Resonac Holdings, the Japanese semiconductor materials company formerly known as Showa Denko, is riding one of the most consequential demand waves in the chip industry. CEO Hidehito Takahashi spoke at Bloomberg’s Look Ahead 2026 event in Tokyo about the company’s AI-driven growth trajectory and the geopolitical tightrope it’s walking with China.
For anyone tracking the AI hardware supply chain, Resonac is the kind of company that rarely makes headlines but quietly holds enormous leverage. The firm commands roughly 50% market share in non-conductive films used in High Bandwidth Memory chips, the exact components that power the GPUs training large language models and running inference workloads across data centers worldwide.
The invisible backbone of AI chips
Resonac’s non-conductive films are essential for HBM chips, which stack memory dies vertically to achieve the bandwidth that AI workloads demand. The company holds that 50% market share through a joint venture with SK Materials.

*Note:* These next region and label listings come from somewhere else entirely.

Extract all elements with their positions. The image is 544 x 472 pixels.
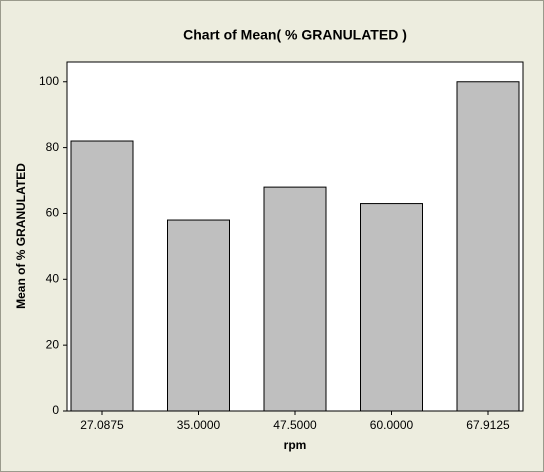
x-tick-label: 67.9125 bbox=[466, 418, 510, 432]
bar bbox=[167, 219, 230, 412]
y-tick-label: 0 bbox=[52, 403, 59, 417]
x-tick-label: 35.0000 bbox=[177, 418, 221, 432]
y-axis-label: Mean of % GRANULATED bbox=[14, 163, 28, 309]
x-axis-label: rpm bbox=[284, 438, 307, 452]
x-tick-label: 27.0875 bbox=[80, 418, 124, 432]
y-tick-label: 60 bbox=[46, 206, 60, 220]
x-tick-label: 47.5000 bbox=[273, 418, 317, 432]
bar bbox=[263, 186, 327, 412]
y-tick-label: 80 bbox=[46, 140, 60, 154]
y-tick-label: 40 bbox=[46, 271, 60, 285]
bar bbox=[456, 81, 520, 412]
chart-title: Chart of Mean( % GRANULATED ) bbox=[183, 27, 407, 43]
bar bbox=[360, 203, 423, 412]
y-tick-label: 20 bbox=[46, 337, 60, 351]
x-tick-label: 60.0000 bbox=[370, 418, 414, 432]
bar bbox=[70, 140, 134, 412]
y-tick-label: 100 bbox=[39, 74, 59, 88]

Beyond films, Resonac also produces liquid encapsulants, the materials that protect semiconductor packages from thermal stress. In June 2026, the Japan Patent Office upheld the company’s patent for a novel liquid encapsulant technology designed specifically for 2.5D semiconductor packages.

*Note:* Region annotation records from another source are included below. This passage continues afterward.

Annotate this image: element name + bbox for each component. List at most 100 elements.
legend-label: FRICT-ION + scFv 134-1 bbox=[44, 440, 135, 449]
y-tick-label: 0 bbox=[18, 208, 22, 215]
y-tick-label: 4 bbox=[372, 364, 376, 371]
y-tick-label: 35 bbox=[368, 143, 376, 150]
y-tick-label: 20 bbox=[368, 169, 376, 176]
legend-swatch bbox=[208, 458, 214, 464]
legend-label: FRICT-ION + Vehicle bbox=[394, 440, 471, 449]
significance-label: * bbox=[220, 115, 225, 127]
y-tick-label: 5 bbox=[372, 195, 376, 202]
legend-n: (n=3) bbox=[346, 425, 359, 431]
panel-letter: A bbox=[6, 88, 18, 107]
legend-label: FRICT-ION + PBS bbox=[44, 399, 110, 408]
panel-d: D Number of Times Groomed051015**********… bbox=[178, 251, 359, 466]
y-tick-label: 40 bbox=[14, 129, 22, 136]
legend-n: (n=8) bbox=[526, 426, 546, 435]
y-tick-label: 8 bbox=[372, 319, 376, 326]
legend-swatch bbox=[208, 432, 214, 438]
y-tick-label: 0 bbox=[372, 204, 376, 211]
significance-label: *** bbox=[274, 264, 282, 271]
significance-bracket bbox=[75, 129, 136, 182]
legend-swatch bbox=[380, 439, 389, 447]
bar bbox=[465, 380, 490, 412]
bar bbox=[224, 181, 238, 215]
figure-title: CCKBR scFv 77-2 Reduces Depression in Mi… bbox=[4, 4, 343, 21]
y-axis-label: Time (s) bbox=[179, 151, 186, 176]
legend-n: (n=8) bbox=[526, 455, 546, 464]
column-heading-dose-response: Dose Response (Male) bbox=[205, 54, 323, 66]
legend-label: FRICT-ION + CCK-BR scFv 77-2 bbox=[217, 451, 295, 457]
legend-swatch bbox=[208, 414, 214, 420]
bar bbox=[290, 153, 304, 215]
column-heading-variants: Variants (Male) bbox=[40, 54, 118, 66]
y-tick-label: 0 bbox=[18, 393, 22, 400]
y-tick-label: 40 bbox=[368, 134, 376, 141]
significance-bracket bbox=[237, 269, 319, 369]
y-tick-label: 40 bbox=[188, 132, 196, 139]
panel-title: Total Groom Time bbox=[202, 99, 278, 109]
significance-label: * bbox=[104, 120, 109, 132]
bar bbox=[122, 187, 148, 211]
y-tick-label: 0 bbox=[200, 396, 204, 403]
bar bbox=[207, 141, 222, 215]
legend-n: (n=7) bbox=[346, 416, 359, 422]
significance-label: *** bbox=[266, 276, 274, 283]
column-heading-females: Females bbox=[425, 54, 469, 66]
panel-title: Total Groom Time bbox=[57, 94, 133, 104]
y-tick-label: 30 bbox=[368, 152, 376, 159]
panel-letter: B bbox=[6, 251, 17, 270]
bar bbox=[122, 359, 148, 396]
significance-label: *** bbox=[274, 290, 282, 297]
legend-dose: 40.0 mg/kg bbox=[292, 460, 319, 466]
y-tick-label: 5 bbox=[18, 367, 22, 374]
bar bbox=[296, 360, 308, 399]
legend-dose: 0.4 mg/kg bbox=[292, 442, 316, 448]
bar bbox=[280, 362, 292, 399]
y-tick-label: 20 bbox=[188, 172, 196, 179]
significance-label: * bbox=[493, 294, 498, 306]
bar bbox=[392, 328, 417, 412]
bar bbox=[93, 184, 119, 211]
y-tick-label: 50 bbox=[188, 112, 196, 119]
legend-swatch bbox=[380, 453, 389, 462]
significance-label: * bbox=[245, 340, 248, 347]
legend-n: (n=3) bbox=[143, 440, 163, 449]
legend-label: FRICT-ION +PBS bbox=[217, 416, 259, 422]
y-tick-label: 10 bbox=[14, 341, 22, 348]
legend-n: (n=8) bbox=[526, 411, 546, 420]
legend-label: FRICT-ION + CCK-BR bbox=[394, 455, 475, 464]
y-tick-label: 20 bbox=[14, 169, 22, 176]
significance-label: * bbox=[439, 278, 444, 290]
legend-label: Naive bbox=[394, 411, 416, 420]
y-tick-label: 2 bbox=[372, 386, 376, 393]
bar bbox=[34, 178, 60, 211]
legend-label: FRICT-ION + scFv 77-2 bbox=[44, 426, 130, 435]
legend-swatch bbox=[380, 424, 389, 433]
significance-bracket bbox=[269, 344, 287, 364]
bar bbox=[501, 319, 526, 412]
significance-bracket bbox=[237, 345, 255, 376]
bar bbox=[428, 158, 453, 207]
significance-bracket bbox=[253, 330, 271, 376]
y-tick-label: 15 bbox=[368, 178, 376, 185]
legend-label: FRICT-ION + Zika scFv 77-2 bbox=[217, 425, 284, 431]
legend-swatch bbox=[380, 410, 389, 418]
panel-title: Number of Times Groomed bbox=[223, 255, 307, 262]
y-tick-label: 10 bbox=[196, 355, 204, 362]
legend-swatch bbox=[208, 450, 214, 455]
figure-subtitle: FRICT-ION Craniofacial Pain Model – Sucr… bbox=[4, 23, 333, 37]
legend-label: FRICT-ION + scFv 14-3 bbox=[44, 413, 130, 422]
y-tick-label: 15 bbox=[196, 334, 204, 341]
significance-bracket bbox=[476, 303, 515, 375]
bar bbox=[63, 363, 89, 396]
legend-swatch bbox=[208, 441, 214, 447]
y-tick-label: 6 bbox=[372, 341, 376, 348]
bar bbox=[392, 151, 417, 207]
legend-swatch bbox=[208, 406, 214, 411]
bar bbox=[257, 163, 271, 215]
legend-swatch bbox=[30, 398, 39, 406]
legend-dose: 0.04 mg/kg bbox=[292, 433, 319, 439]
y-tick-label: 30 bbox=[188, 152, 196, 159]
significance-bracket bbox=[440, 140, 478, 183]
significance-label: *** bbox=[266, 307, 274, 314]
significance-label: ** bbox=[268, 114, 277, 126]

China: opportunity and minefield
Takahashi’s comments at the Bloomberg event addressed the elephant in every semiconductor boardroom: China. Resonac is actively diversifying its sourcing of rare earth materials away from China, designed to reduce exposure to potential export restrictions or supply disruptions.

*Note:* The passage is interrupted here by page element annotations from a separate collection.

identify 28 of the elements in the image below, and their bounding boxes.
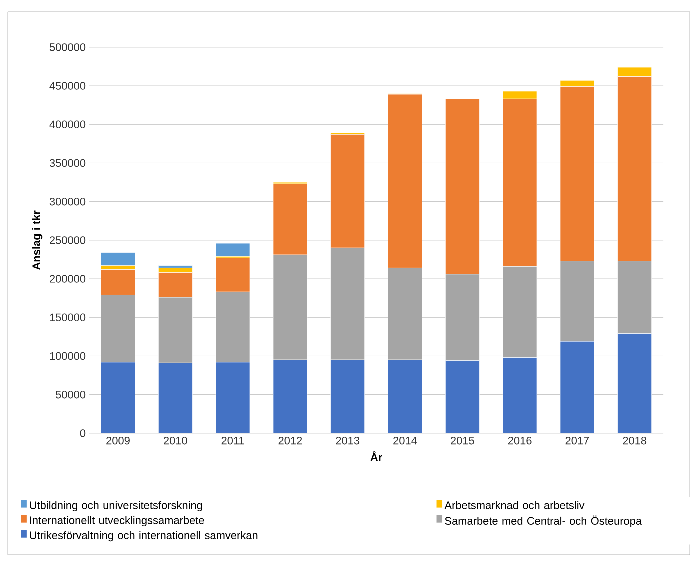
x-axis-title: År bbox=[370, 452, 382, 462]
y-axis-title: Anslag i tkr bbox=[32, 210, 43, 270]
x-tick-label: 2016 bbox=[508, 436, 532, 445]
x-tick-label: 2011 bbox=[222, 436, 244, 445]
y-tick-label: 50000 bbox=[56, 390, 86, 399]
x-tick-label: 2009 bbox=[106, 436, 130, 445]
x-tick-label: 2017 bbox=[566, 436, 590, 445]
y-tick-label: 500000 bbox=[50, 44, 86, 52]
y-tick-label: 150000 bbox=[50, 314, 86, 322]
y-tick-label: 400000 bbox=[50, 120, 86, 129]
x-tick-label: 2013 bbox=[336, 436, 360, 445]
legend-label: Utbildning och universitetsforskning bbox=[30, 501, 202, 512]
x-tick-label: 2015 bbox=[451, 436, 474, 445]
legend-label: Utrikesförvaltning och internationell samverkan bbox=[30, 531, 258, 542]
x-tick-label: 2014 bbox=[394, 436, 418, 445]
y-tick-label: 350000 bbox=[50, 159, 86, 168]
legend-label: Samarbete med Central- och Östeuropa bbox=[445, 516, 642, 528]
y-tick-label: 450000 bbox=[50, 82, 86, 90]
x-tick-label: 2010 bbox=[164, 436, 188, 445]
y-tick-label: 100000 bbox=[50, 352, 86, 360]
legend-label: Arbetsmarknad och arbetsliv bbox=[444, 501, 585, 510]
y-tick-label: 300000 bbox=[50, 198, 86, 206]
legend-label: Internationellt utvecklingssamarbete bbox=[30, 516, 204, 527]
y-tick-label: 250000 bbox=[50, 236, 86, 244]
x-tick-label: 2018 bbox=[623, 436, 647, 445]
y-tick-label: 0 bbox=[80, 430, 86, 438]
x-tick-label: 2012 bbox=[278, 436, 302, 445]
y-tick-label: 200000 bbox=[50, 275, 86, 283]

On the other hand, Resonac announced increased production capacity within China on December 17, 2025. The rationale is straightforward: China’s domestic semiconductor ambitions are enormous, and Beijing is pouring resources into building an indigenous chip supply chain. Resonac wants to sell materials into that ecosystem, even as it reduces its dependence on Chinese raw materials.
Building the consortium, building the moat
In September 2025, Resonac launched the JOINT3 consortium, a group of nearly 30 companies focused on developing next-generation chip packaging technologies.
Investors have clearly noticed the positioning. Resonac’s stock gained approximately 50% in 2025, a surge that tracks closely with the broader AI semiconductor rally but also reflects the company’s specific market dominance in HBM materials.